Blijkbaar ben ik naast onhandig en verstrooid ook niet bepaald snugger, want het heeft even geduurd voor ik ontdekte dat ik op mijn iPad ook een tweede afdruk kon instellen. Nu zit ik me af te vragen welke vinger bij mij het minst kans loopt op beschadiging, want zoals ik zei, ben ik een uitermate onhandig, verstrooid en dom persoon.

De geneugten van de zomer

Ik was diep in het door de zon verpletterde binnenland van West-Vlaanderen doorgedrongen, toen ik bezijden de weg een groot aantal weelderig rankende braamstruiken ontwaarde die met verrukkelijke bessen pronkten. Aangezien ik deze donkere vruchtjes als een lekkernij beschouw, die ik bovendien gratis en voor niks kon verwerven, maande ik mijn rijwiel tot stoppen. Vervolgens wapende ik me met een fietspomp, die ik als machete gebruikte om me een weg door verlekkerd kijkende brandnetels te banen. Helaas merkte ik niet dat er zich onder die netels een sloot ophield, waarin zich niettegenstaande de aanhoudende droogte nog water bevond. Plots verdween de grond onder mijn voeten, met een plompend geluid kwam ik in de smurrie terecht, probeerde mijn evenwicht te bewaren, slaagde daar niet in en plofte neer in een schoot van netels.

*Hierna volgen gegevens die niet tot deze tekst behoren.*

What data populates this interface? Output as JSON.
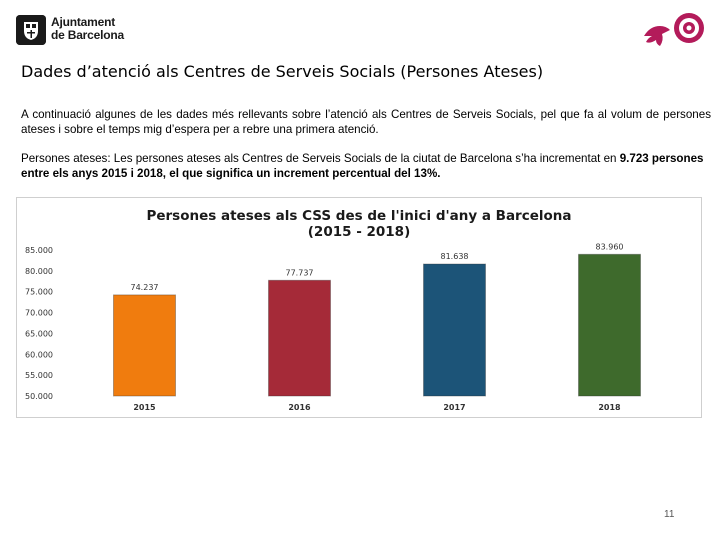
{
  "header": {
    "logo_line1": "Ajuntament",
    "logo_line2": "de Barcelona"
  },
  "title": "Dades d’atenció als Centres de Serveis Socials (Persones Ateses)",
  "intro": "A continuació algunes de les dades més rellevants sobre l’atenció als Centres de Serveis Socials, pel que fa al volum de persones ateses i sobre el temps mig d’espera per a rebre una primera atenció.",
  "persons": {
    "label": "Persones ateses",
    "text1": ": Les persones ateses als Centres de Serveis Socials de la ciutat de Barcelona s’ha incrementat en ",
    "bold1": "9.723 persones entre els anys 2015 i 2018, el que significa un increment percentual del 13%."
  },
  "chart_data": {
    "type": "bar",
    "title_line1": "Persones ateses als CSS des de l'inici d'any a Barcelona",
    "title_line2": "(2015 - 2018)",
    "categories": [
      "2015",
      "2016",
      "2017",
      "2018"
    ],
    "values": [
      74237,
      77737,
      81638,
      83960
    ],
    "value_labels": [
      "74.237",
      "77.737",
      "81.638",
      "83.960"
    ],
    "colors": [
      "#f07c0e",
      "#a52a38",
      "#1c5478",
      "#3e6a2c"
    ],
    "ylim": [
      50000,
      85000
    ],
    "yticks": [
      50000,
      55000,
      60000,
      65000,
      70000,
      75000,
      80000,
      85000
    ],
    "ytick_labels": [
      "50.000",
      "55.000",
      "60.000",
      "65.000",
      "70.000",
      "75.000",
      "80.000",
      "85.000"
    ],
    "xlabel": "",
    "ylabel": ""
  },
  "page_number": "11"
}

Ik ben rijkelijk voorzien van netelblaren thuisgekomen, nat tot net onder de knieën, zonder braambessen en zonder fietspomp, want in al mijn misère heb ik mijn machete daar ergens laten liggen.

Grote gierende grasdoedels! Wat ben ik toch een klunshark!

Benjamín zag eens bramen hangen,
o, als frambozen zo groot,
’t scheen dat Benjamín wou gaan plukken,
maar hij kukelde in de sloot.

Naakt fruit en te ontkleden vruchten

etiketWelke achterlijke dakhaas is in vredesnaam op het onzalige idee gekomen om hapklaar fruit, zoals daar zijn appelen, peren, pruimen en nectarines, met hinderlijke pleistertjes, plakkertjes, etiketjes of stickertjes te tooien? Het gebeurt niet zelden dat ik in een opwelling het kloeke besluit neem om verstandig te snoepen en dientengevolge naar een fruitige versnapering grijp, er mijn tanden in zet, om vervolgens mijn mond van zo’n West-Vlaams ‘plakiestertje’ te bevrijden, als ik dat onding al niet ingeslikt heb. Ik zou natuurlijk het door mij aangekochte fruit van deze overtolligheden kunnen ontdoen, vooraleer ik het in een schaal onderbreng, maar ik heb daar allemaal geen tijd voor.

Ik stel vast dat ik me bij het verorberen van een sinaasappel, een clementine of een mandarijntje bijna altijd verslik … en vaak niet te min. Mijn vader had dat ook, herinner ik me, en nu vraag ik me af hoe dat zo komt. Zou ik misschien algerisch voor citrusvruchten zijn?